Travel Log – 9/09/2007


Today’s travels were a mix of landscapes and cultures. We left rural southwestern Pennsylvania and traveled east along the PENN turnpike until heading south on I-70 at Breezewood. We headed south into Maryland. We were at the point where West Virginia squeezes Maryland into a narrow area amidst the Allegheny mountains. The landscape is one of beautiful rolling hills plush with deciduous trees. We continued southeast along Maryland passing Hagerstown, Frederick, and heading into Washington, D.C.

Then the landscaped changed! Roads merged in from

left and right and before we knew it, we were in the city! Rick did an excellent job of driving the Beltway while staying calm. We were pleased that we made this part of the trip on a “lazy” Sunday afternoon. Once outside D.C., we were back to a slower pace in northern Virginia until we arrived in Ashland, about 25 miles north of Richmond.
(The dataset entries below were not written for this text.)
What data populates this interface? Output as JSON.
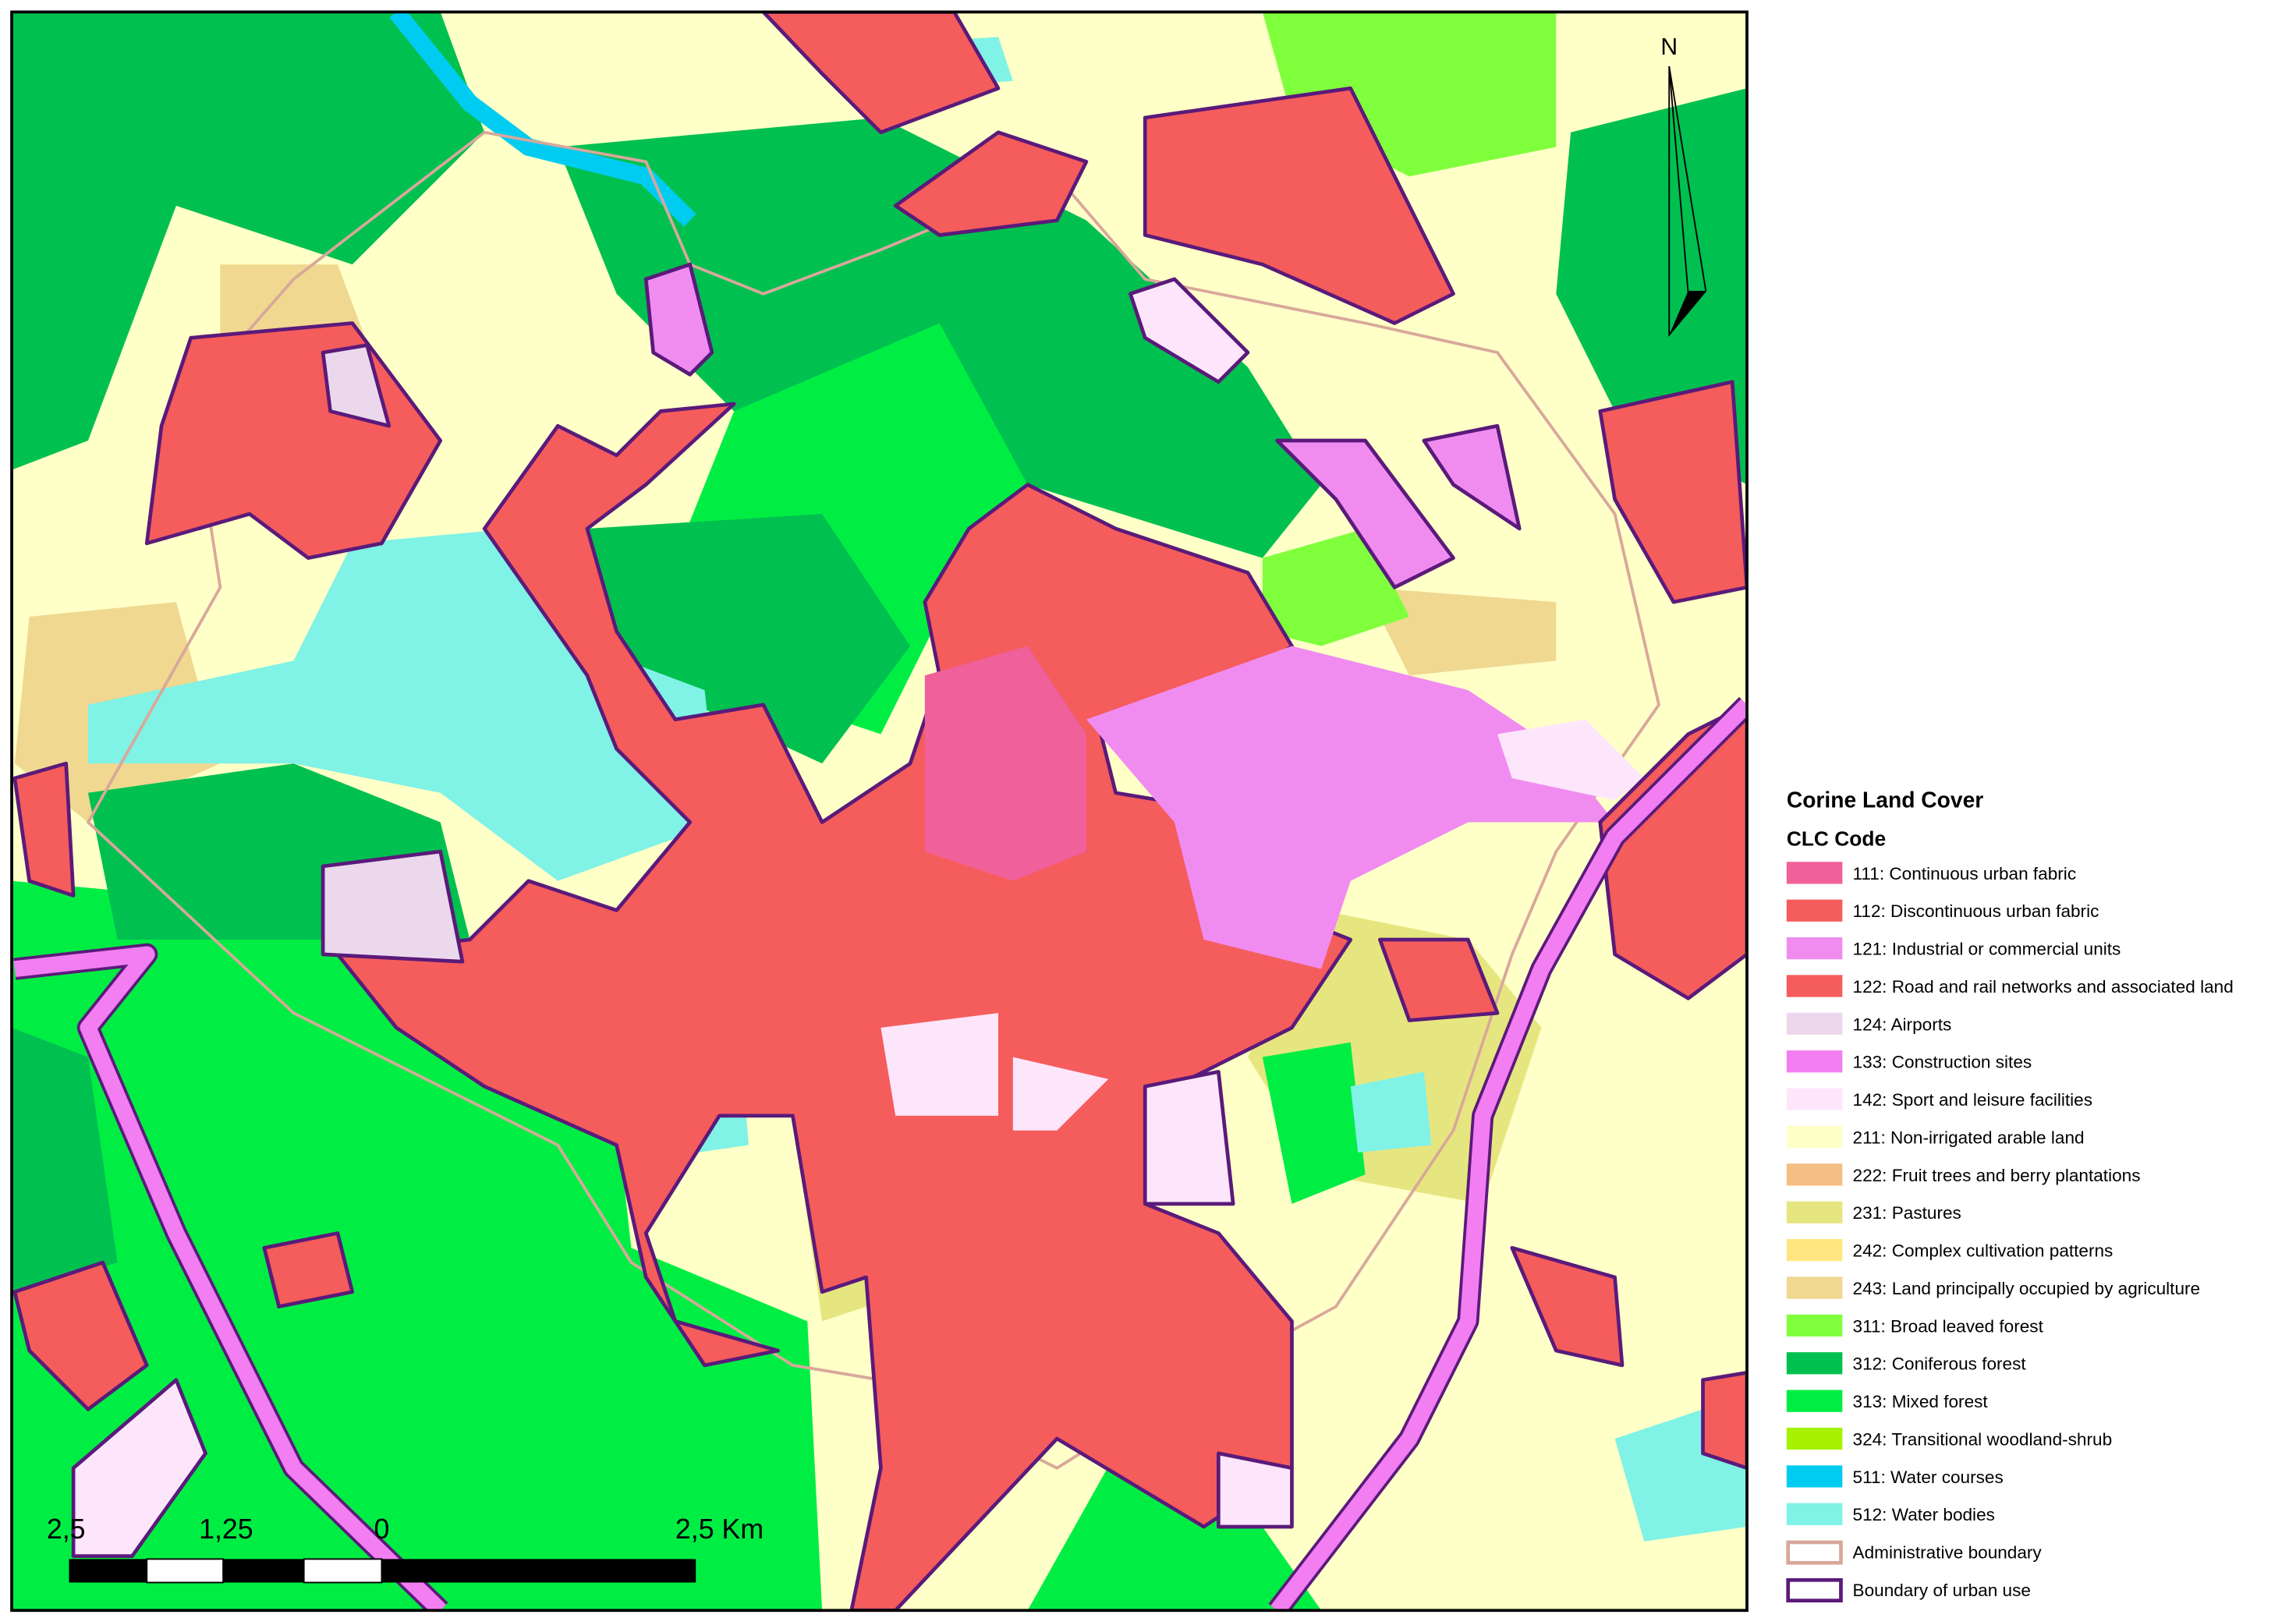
{
  "map": {
    "north_label": "N",
    "scale_bar": {
      "labels": [
        "2,5",
        "1,25",
        "0",
        "2,5 Km"
      ]
    },
    "legend": {
      "title": "Corine Land Cover",
      "subtitle": "CLC Code",
      "items": [
        {
          "label": "111: Continuous urban fabric",
          "color": "#f0609a"
        },
        {
          "label": "112: Discontinuous urban fabric",
          "color": "#f55c5c"
        },
        {
          "label": "121: Industrial or commercial units",
          "color": "#f08cf0"
        },
        {
          "label": "122: Road and rail networks and associated land",
          "color": "#f55c5c"
        },
        {
          "label": "124: Airports",
          "color": "#ecd8ec"
        },
        {
          "label": "133: Construction sites",
          "color": "#f27ef2"
        },
        {
          "label": "142: Sport and leisure facilities",
          "color": "#fde6fb"
        },
        {
          "label": "211: Non-irrigated arable land",
          "color": "#ffffc8"
        },
        {
          "label": "222: Fruit trees and berry plantations",
          "color": "#f4bf82"
        },
        {
          "label": "231: Pastures",
          "color": "#e6e680"
        },
        {
          "label": "242: Complex cultivation patterns",
          "color": "#ffe680"
        },
        {
          "label": "243: Land principally occupied by agriculture",
          "color": "#f0d890"
        },
        {
          "label": "311: Broad leaved forest",
          "color": "#80ff3c"
        },
        {
          "label": "312: Coniferous forest",
          "color": "#00c050"
        },
        {
          "label": "313: Mixed forest",
          "color": "#00ee44"
        },
        {
          "label": "324: Transitional woodland-shrub",
          "color": "#a6f200"
        },
        {
          "label": "511: Water courses",
          "color": "#00ccf2"
        },
        {
          "label": "512: Water bodies",
          "color": "#80f2e6"
        },
        {
          "label": "Administrative boundary",
          "outline": "#d8a89a"
        },
        {
          "label": "Boundary of urban use",
          "outline": "#5a1a7a"
        }
      ]
    }
  }
}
After setting up and relaxing a bit, we drove into the quaint town of Ashland. They boast a local college, founded in 1830, with 1,200 students! they have a working railroad running through the middle of town (on Railroad Avenue, of course) and lots of well maintained older homes. Tomorrow, Monday, is a “catch up” day with many activities planned: house cleaning, grocery shopping, exercise, email, and preparing for a week with our customers in Virginia.

~ Lisa and Rick



Ashland, Virginia

Ashland Facts

Ashland is a town located just north of Richmond in Hanover County, Virginia. The population was 6,619 at the 2000 census. Ashland is home to Randolph-Macon College (1830).
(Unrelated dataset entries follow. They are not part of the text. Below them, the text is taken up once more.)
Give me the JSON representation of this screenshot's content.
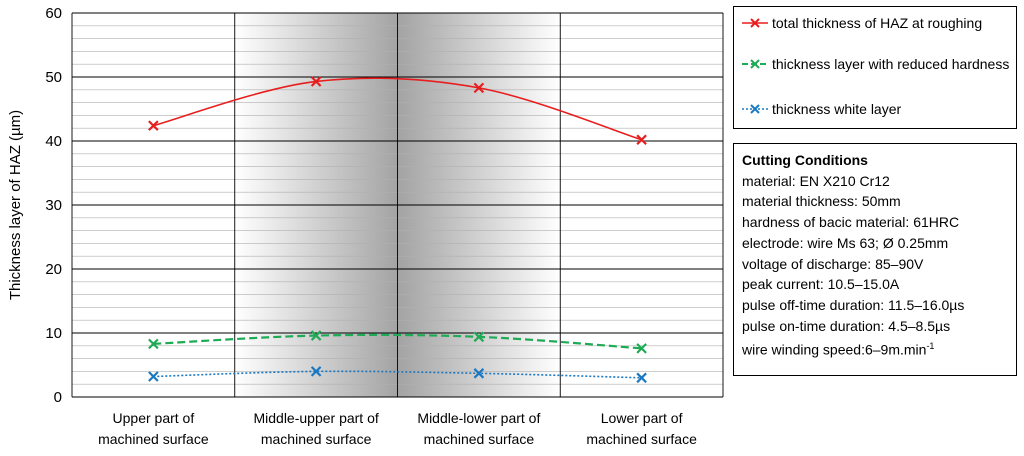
{
  "chart_data": {
    "type": "line",
    "ylabel": "Thickness layer of HAZ  (µm)",
    "xlabel": "",
    "ylim": [
      0,
      60
    ],
    "yticks": [
      0,
      10,
      20,
      30,
      40,
      50,
      60
    ],
    "grid": true,
    "legend_position": "right",
    "categories": [
      [
        "Upper part of",
        "machined surface"
      ],
      [
        "Middle-upper part of",
        "machined surface"
      ],
      [
        "Middle-lower part of",
        "machined surface"
      ],
      [
        "Lower part of",
        "machined surface"
      ]
    ],
    "series": [
      {
        "name": "total thickness of HAZ at roughing",
        "values": [
          42.4,
          49.3,
          48.3,
          40.2
        ],
        "color": "#e81e1e",
        "dash": "solid"
      },
      {
        "name": "thickness layer with reduced hardness",
        "values": [
          8.3,
          9.6,
          9.4,
          7.6
        ],
        "color": "#1faa55",
        "dash": "dashed"
      },
      {
        "name": "thickness white layer",
        "values": [
          3.2,
          4.0,
          3.7,
          3.0
        ],
        "color": "#1a78c2",
        "dash": "dotted"
      }
    ]
  },
  "legend": {
    "items": [
      {
        "label": "total thickness of HAZ at roughing"
      },
      {
        "label": "thickness layer with reduced hardness"
      },
      {
        "label": "thickness white layer"
      }
    ]
  },
  "conditions": {
    "title": "Cutting Conditions",
    "lines": [
      "material: EN X210 Cr12",
      "material thickness: 50mm",
      "hardness of bacic material:  61HRC",
      "electrode: wire Ms 63; Ø 0.25mm",
      "voltage of discharge:  85–90V",
      "peak current: 10.5–15.0A",
      "pulse off-time duration: 11.5–16.0µs",
      "pulse on-time duration: 4.5–8.5µs"
    ],
    "last_line_prefix": "wire winding speed:6–9m.min",
    "last_line_sup": "-1"
  }
}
Originally known as Slash Cottage, it was located on the Old Washington Highway (a stage route between Richmond and Washington, D.C.) and the Richmond, Fredericksburg and Potomac Railroad, a busy north-south route now owned by CSX Transportation. The tracks run through the center of town, and the area near the Ashland train station is a popular train-watching site for railfans.